A tecnologia permitiu identificar 510 terremotos de profundidade intermediária, concentrados sob a geleira David, em profundidades entre 100 e 150 quilômetros. As magnitudes variaram entre 1,6 e 3,5, consideradas relativamente baixas quando comparadas a grandes terremotos registrados em outras partes do mundo.

Região na Antártida não costuma ter terremotos
O achado chamou a atenção porque a região está distante dos limites entre placas tectônicas – locais onde ocorrem a maior parte dos terremotos. Segundo os pesquisadores, eventos desse tipo desafiam o que se sabe sobre o tectonismo.
“Terremotos intraplaca (eventos que ocorrem no interior das placas, longe das margens ativas) desafiam o paradigma tradicional da tectônica de placas, que indica que o interior das placas deve sofrer pouca deformação”, escreveram os autores.
O desafio é ainda maior porque os terremotos foram registrados em profundidades onde as condições de temperatura e pressão normalmente dificultam a ocorrência de rupturas nas rochas.
Para localizar os tremores, a equipe analisou o comportamento de ondas sísmicas de diferentes tipos. A comparação entre ondas P (que atravessam qualquer material) e ondas S (que se propagam apenas por rochas sólidas) permitiu identificar fraturas subterrâneas e calcular sua localização.
O que pode ter causado os terremotos?
Embora a região não esteja situada sobre uma fronteira tectônica, ela fica próxima de um limite litosférico que separa duas estruturas geológicas distintas: a placa mais espessa e fria da Antártida Oriental e a placa mais fina e quente da Antártida Ocidental.
Os pesquisadores acreditam que essa diferença de propriedades físicas pode criar zonas de concentração de tensão capazes de desencadear terremotos. A hipótese considera ainda a influência do material quente que ascende do manto terrestre e o peso exercido pela cobertura de gelo da região.

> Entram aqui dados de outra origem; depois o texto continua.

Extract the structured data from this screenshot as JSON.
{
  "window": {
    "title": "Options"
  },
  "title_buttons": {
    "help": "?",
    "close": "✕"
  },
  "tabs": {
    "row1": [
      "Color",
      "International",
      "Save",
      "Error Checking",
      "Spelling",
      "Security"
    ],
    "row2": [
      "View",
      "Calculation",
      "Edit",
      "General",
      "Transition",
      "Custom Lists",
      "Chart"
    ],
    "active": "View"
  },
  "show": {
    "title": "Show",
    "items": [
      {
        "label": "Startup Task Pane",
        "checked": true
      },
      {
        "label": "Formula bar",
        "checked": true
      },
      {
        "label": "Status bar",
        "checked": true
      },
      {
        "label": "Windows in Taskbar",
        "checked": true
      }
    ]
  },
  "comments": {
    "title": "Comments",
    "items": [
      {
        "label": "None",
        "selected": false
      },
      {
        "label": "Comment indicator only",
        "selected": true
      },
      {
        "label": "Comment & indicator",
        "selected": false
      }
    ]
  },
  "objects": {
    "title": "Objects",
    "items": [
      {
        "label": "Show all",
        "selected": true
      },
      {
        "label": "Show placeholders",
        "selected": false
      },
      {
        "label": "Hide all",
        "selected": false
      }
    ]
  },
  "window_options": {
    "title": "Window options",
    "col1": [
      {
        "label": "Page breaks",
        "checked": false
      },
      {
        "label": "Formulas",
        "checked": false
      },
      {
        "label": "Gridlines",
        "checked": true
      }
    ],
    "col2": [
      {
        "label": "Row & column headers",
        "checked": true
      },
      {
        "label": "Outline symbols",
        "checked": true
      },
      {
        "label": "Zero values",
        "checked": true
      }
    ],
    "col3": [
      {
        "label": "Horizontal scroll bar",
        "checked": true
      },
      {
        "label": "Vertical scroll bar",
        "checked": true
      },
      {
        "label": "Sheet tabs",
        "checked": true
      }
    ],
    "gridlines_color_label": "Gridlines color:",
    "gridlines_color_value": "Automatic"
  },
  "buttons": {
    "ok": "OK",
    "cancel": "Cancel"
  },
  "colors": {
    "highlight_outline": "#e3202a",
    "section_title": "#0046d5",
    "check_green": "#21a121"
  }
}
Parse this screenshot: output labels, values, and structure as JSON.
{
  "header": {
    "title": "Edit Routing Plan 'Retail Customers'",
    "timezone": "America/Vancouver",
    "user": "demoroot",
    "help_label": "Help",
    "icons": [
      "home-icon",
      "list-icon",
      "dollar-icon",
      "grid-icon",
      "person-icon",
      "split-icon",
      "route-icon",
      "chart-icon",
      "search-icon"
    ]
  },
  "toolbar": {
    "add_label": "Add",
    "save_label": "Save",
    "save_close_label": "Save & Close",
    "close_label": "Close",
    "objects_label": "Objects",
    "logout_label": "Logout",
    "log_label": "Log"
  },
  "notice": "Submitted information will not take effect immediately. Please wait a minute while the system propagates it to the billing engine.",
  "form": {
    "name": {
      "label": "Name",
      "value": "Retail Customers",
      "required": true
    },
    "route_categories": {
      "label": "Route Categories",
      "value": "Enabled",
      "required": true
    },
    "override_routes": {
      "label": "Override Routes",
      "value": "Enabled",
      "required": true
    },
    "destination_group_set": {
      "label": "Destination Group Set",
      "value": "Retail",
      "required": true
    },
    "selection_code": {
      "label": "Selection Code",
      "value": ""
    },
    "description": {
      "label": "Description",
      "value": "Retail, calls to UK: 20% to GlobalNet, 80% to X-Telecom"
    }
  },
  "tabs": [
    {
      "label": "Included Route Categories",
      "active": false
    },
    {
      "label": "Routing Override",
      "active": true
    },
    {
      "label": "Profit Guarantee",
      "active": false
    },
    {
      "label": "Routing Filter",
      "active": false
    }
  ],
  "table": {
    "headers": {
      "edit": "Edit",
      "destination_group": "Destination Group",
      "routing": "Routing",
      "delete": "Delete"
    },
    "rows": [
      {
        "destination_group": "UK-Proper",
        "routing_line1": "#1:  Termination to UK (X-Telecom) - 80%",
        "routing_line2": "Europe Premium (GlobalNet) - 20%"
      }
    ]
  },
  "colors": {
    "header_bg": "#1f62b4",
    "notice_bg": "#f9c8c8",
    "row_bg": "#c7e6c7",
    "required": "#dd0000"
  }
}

Apesar dos avanços, o estudo não resolve todos os mistérios. Os cientistas afirmam que os mecanismos propostos ajudam a explicar por que os terremotos ocorrem em grandes profundidades, mas ainda não esclarecem totalmente por que eles estão concentrados especificamente sob a geleira David.
Estruturas geológicas semelhantes existem em outras áreas das Montanhas Transantárticas, indicando que fatores locais adicionais podem estar envolvidos.
Além de ampliar o conhecimento sobre a dinâmica interna do planeta, a pesquisa sugere que terremotos desse tipo podem ser mais comuns do que se imaginava. Segundo os autores, o uso crescente de inteligência artificial e métodos modernos de processamento de dados pode revelar eventos sísmicos que permaneceram ocultos por décadas.